Mr Boyd, who was eighty years of age, was born at Arncliffe, Yorkshire, where his father was vicar. He was educated at Rugby and subsequently at King's College, London., in the Department of Applied Science. He served his apprenticeship as an engineer at the Atlas Works, Manchester of Messrs Sharp, Stewart and Co., and in 1863 joined the firm of Thompson, Boyd and Co., of Newcastle. He remained there until 1874 when the partnership was dissolved, and in that year he became managing director of the newly formed Wallsend Slipway and Engineering Co Limited and continued at its head until his retirement in 1903. During his long connection with the firm it developed from an establishment for simply repairing ships and engines into one of the largest marine engine building, dry dock, and ship repairing works in the country.

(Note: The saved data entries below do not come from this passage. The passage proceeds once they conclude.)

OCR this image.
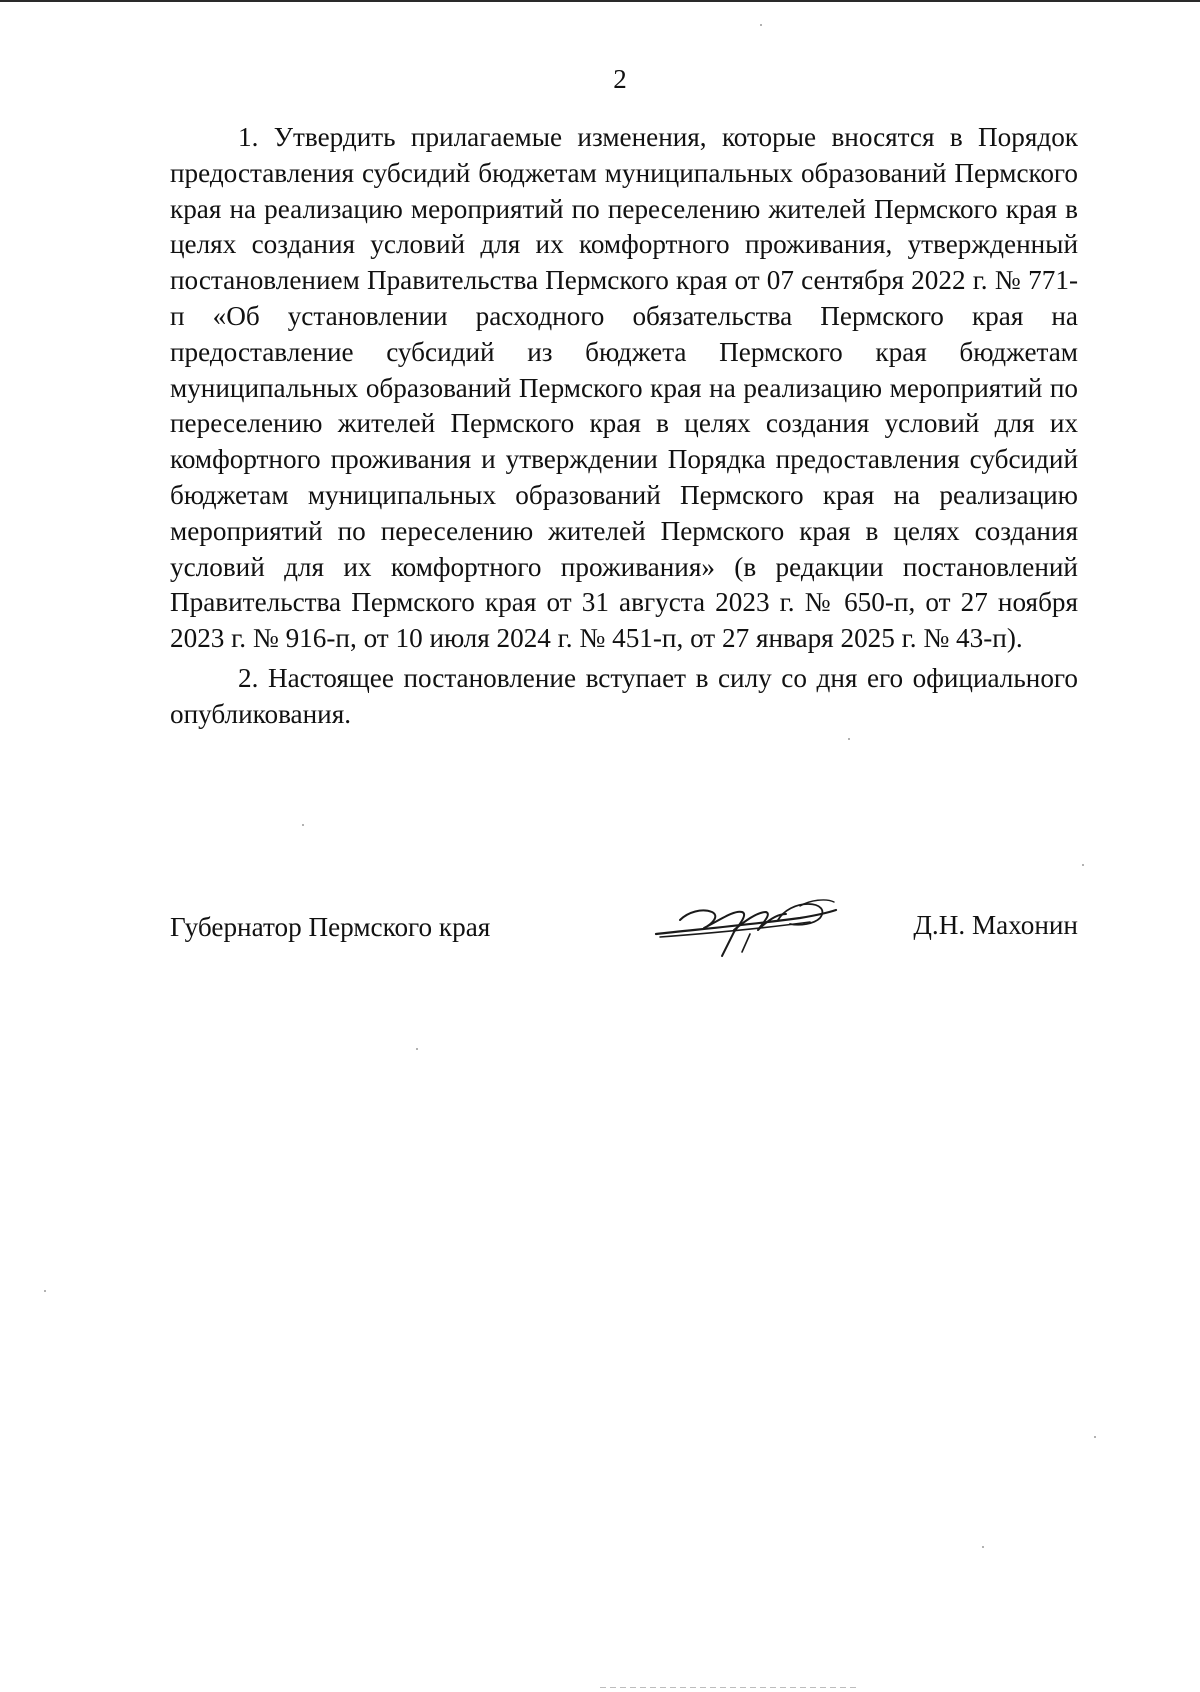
2

1. Утвердить прилагаемые изменения, которые вносятся в Порядок предоставления субсидий бюджетам муниципальных образований Пермского края на реализацию мероприятий по переселению жителей Пермского края в целях создания условий для их комфортного проживания, утвержденный постановлением Правительства Пермского края от 07 сентября 2022 г. № 771-п «Об установлении расходного обязательства Пермского края на предоставление субсидий из бюджета Пермского края бюджетам муниципальных образований Пермского края на реализацию мероприятий по переселению жителей Пермского края в целях создания условий для их комфортного проживания и утверждении Порядка предоставления субсидий бюджетам муниципальных образований Пермского края на реализацию мероприятий по переселению жителей Пермского края в целях создания условий для их комфортного проживания» (в редакции постановлений Правительства Пермского края от 31 августа 2023 г. № 650-п, от 27 ноября 2023 г. № 916-п, от 10 июля 2024 г. № 451-п, от 27 января 2025 г. № 43-п).

2. Настоящее постановление вступает в силу со дня его официального опубликования.

Губернатор Пермского края	Д.Н. Махонин
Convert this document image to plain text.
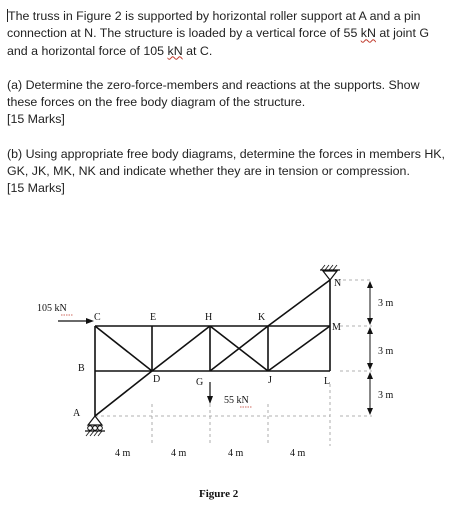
The truss in Figure 2 is supported by horizontal roller support at A and a pin connection at N. The structure is loaded by a vertical force of 55 kN at joint G and a horizontal force of 105 kN at C.

(a) Determine the zero-force-members and reactions at the supports. Show these forces on the free body diagram of the structure.

[15 Marks]

(b) Using appropriate free body diagrams, determine the forces in members HK, GK, JK, MK, NK and indicate whether they are in tension or compression.

[15 Marks]

105 kN
55 kN
A
B
C
D
E
G
H
J
K
L
M
N
3 m
3 m
3 m
4 m	4 m	4 m	4 m
Figure 2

When the North-East Coast Institution of Engineers and Shipbuilders was formed in 1884, Mr. Boyd was elected its first President a position he held for two years. He contributed several papers to this and other scientific associations and a notable address was given by him in 1878 before the Institution of Mechanical Engineers on experiments he had carried out on the construction o£ steam boilers.
Mr. Boyd was the first Mayor of Wallsend.
Letter to The Engineer[2]
".... That Mr. Boyd was a progressive engineer is made evident by your notice. To this, however, might be added the fact that Thompson Boyd produced their first compound engine about fifty years ago, which was fitted in the SS. Brandon. The Wallsend Company also constructed the first tri-compound engine on the East Coast in 1878 from outline design by Mr. Alexander Taylor. This engine was fitted in the Isa. They also constructed the machinery for the first steel cargo vessel, the Ethel, built by Charles Mitchell for Henry Clapham in 1878. About this time the Wallsend Slipway Company began to weld the margins of the front and back of steel boilers for better water-tight connection with the cylindrical shell. These advancements appear to warrant the adjective "progressive," and possibly much more might be added in proof of this since I lost touch with Mr. Boyd - a cultured gentleman as well as an eminent marine engineer......"
[We believe our correspondent is mistaken us to the builders of the Isa's engines. Our recollection is that they were built by Douglas and Grant, of Kirkcaldy. - Ed. The E.]